Puis est venu pour moi le moment idéal de me séparer de son aura bienfaitrice. Ce geste anodin semble simple, pourtant il m’a fallu plusieurs minutes pour m’éloigner d’elle, pour sentir en moi son amplitude sans ressentir la tristesse de la quitter.

JPuis en me retournant de l’autre côté, j’aperçois « l’accouchement naturel » qui était représenté par un homme, très grand, très robuste, très viril et très jeune. Au fur et à mesure que je m’approchais de lui, une force incroyable me traversait. Marchant pas à pas vers lui, je sentais une énergie de confiance, de sécurité, de bonheur, de fierté. Puis toute proche, ses mains se sont posées sur mes épaules et me transmettaient un message clair à l’intérieur de moi qui disait :« oui, la voie est libre pour devenir une championne ». Je sentais que cela réveillait en moi cette double force, féminine et masculine, celle qui a donné naissance à tant d’êtres humains.

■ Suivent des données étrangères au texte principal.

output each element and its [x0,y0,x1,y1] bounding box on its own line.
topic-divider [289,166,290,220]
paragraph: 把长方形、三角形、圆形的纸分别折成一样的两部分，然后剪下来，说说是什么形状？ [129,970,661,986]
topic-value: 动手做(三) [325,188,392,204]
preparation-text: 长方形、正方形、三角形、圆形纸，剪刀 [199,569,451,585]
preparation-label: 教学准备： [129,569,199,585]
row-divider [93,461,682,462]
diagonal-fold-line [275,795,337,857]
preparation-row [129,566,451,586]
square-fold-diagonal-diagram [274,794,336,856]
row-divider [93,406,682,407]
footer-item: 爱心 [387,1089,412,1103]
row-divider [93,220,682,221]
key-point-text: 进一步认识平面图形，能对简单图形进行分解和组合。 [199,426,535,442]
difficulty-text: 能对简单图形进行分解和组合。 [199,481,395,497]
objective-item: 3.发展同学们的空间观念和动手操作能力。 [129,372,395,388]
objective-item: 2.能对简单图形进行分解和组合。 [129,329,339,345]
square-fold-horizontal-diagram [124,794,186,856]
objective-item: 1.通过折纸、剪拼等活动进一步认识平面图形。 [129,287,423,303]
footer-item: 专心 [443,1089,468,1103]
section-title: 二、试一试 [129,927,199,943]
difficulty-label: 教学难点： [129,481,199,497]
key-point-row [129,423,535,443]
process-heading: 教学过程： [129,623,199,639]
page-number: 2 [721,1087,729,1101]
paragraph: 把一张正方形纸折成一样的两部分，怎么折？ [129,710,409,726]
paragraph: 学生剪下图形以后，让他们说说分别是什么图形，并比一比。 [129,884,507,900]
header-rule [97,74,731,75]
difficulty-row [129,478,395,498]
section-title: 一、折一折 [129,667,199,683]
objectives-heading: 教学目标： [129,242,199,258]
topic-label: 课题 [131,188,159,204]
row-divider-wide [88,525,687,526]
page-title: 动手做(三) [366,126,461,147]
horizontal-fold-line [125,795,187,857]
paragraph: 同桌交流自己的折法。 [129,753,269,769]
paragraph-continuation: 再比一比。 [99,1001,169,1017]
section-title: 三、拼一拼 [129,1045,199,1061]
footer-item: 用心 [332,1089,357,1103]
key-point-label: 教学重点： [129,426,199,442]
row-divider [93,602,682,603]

Dans un élan de gratitude, me voilà sortie de l’exercice avec un grand respect, celui envers chaque femme qui a porté, qui porte ou qui portera un jour ou l’autre le mystère entier de la Vie en elle.

 

Les femmes décédées en couche dans le système familial.

Durant le même séminaire, une ultime constellation a dévoilé que de nombreuses femmes dans mon système familial étaient mortes allongées sur le sol. J’étaismoi-même enceinte, au milieu d’une dizaine de corps, toutes pleurant leur bébé perdu. En leur disant : « je suis des vôtres, je suis comme vous, je vous vois, je sens votre douleur, je sens votre tristesse », j’étais en lien avec chacun d’elles. J’étais très troublée, je me sentais très proche de toutes ces femmes, sanglotant à chaudes larmes à terre, accablée par la tristesse, même mortes.

Le besoin de caresser doucement et lentement les mains de quelques-unes s’établit, puis d’un élan libérateur je me relève et fais un grand pas en arrière. Ce pas décisif sera très important, il me permettra de sortir de cette dynamique appartenant au passé. Il m’offrira le bonheur de renaître à mon état de mère et de donner la vie à travers la sagesse de mon propre corps de femme, avec dans mon cœur, toutes celles qui ont laissé leur vie en donnant la Vie.